Kwakye Donkor, CEO of Africa Tourism Partners told Tourism Update that Africa had only seen the tip of the iceberg regarding Chinese travellers.

“As China and Africa strengthen relations, the opportunity here for Africa and the tourism industry is big,” says Donkor. “They (Chinese) come as investors, and as they invest they take the opportunity to further explore the continent.”

Dr Karikoga Kaseke, Zimbabwe Tourism Authority (ZTA) CEO, agreed, saying Zimbabwe and Africa, especially the Southern African Development Community region could capitalise on the good relations shared with China to facilitate growth for the tourism economy.

During a hosted dinner by South African Tourism at Blaque Wine and Grill House in Johannesburg, Sisa Ntshona, CEO of SA Tourism told Tourism Update that only a small percentage of Chinese had passports, so it is a growing space. “It is the world’s second-largest economy, and it is really going to be the number-one sector in terms of tourism.”

According to Dr.

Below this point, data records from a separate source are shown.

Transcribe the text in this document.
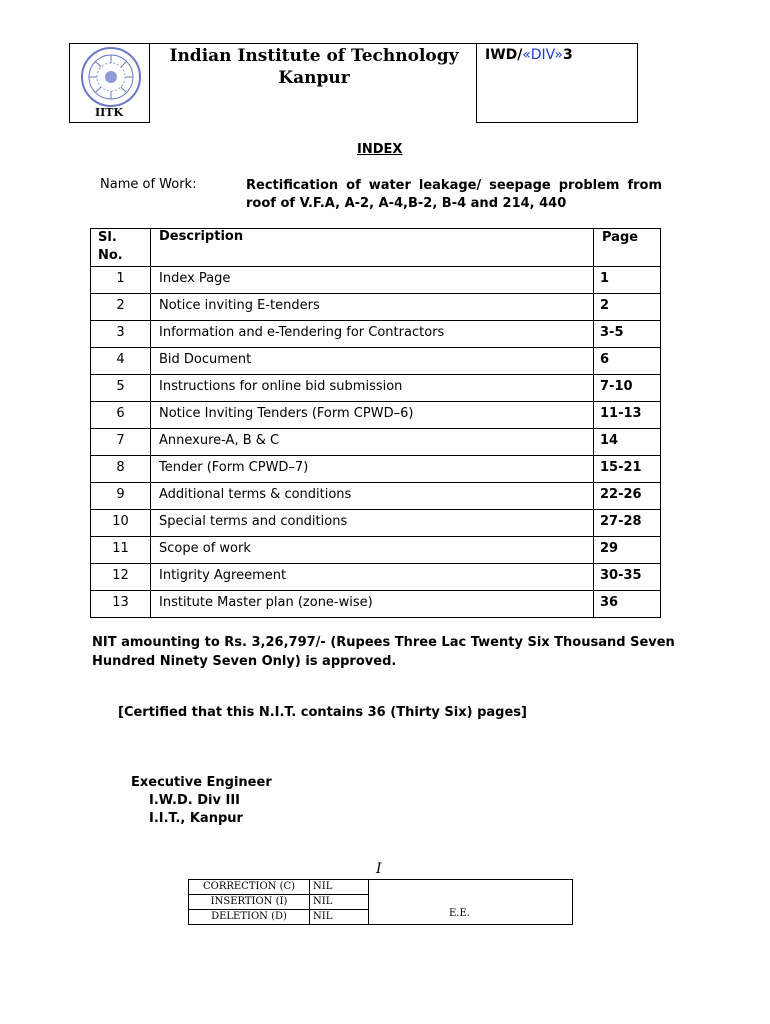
IITK
Indian Institute of Technology
Kanpur
IWD/«DIV»3
INDEX
Name of Work:	Rectification of water leakage/ seepage problem from roof of V.F.A, A-2, A-4,B-2, B-4 and 214, 440
Sl.
No.	Description	Page
1	Index Page	1
2	Notice inviting E-tenders	2
3	Information and e-Tendering for Contractors	3-5
4	Bid Document	6
5	Instructions for online bid submission	7-10
6	Notice Inviting Tenders (Form CPWD–6)	11-13
7	Annexure-A, B & C	14
8	Tender (Form CPWD–7)	15-21
9	Additional terms & conditions	22-26
10	Special terms and conditions	27-28
11	Scope of work	29
12	Intigrity Agreement	30-35
13	Institute Master plan (zone-wise)	36
NIT amounting to Rs. 3,26,797/- (Rupees Three Lac Twenty Six Thousand Seven Hundred Ninety Seven Only) is approved.
[Certified that this N.I.T. contains 36 (Thirty Six) pages]
Executive Engineer
I.W.D. Div III
I.I.T., Kanpur
I
CORRECTION (C)	NIL	
INSERTION (I)	NIL	
DELETION (D)	NIL		E.E.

Kaseke, China’s GDP stands at $10 trillion, its population is over 1.3 billion, and its outbound tourist population is 140 million per year – a number that is expected to grow to 200 million by 2020.

Donkor says the Chinese tend to be high-end travellers and the industry needs to know how to cater for their wants, needs and culture. He says it is vital to educate service suppliers, accommodation establishments and all those involved in the tourism industry on how best to host Chinese travellers, as cultural and language barriers are huge.

Linh Le, Asia DMC Group MD, told Tourism Update: “I do think there is a strong opportunity for this market to Southern and East African destinations, however some infrastructural challenges are needed, with Chinese-speaking guides (or translators), along with some changes to lodgings to factor in Chinese style/inspired meals.”

In a recent presentation, tour operator Steve Zivanai Kezhau, a Chinese national living in Zimbabwe, said: “A Chinese traveller wants to see the local culture, they want the best hotels, with Internet connectivity… they don’t like eating meat, they want more vegetables, so the understanding of Chinese cuisine is important,” reports Zimbabwe Broadcasting Corporation.

To really unleash the potential the Chinese market holds, Donkor says those in the tourism industry should travel to China to further understand this type of high-end traveller and relay the message that Africa is not a hard place to visit, as well as address perceptions around safety and security.

“The industry should not just wait for them to come,” adds Donkor, suggesting the industry looks at combining roadshows and tradeshows when visiting China, as it is a long-haul destination, and this way one can ensure they meet all the key players in the trade, whilst gaining an understanding of this key source market.

China has the largest outbound tourism population in the world, a market that is critical to the global tourism economy, says Dr. Kaseke, adding that Zimbabwe must work with other countries in the region to package the destination and improve the volumes of Chinese travellers coming to Southern Africa.

Ntshona said it was important to get the visa regime sorted out within the Chinese market. “We need to redefine what China means to us (SA), and get that in place. If you don’t have a China plan, you are in trouble,” concluded Ntshona.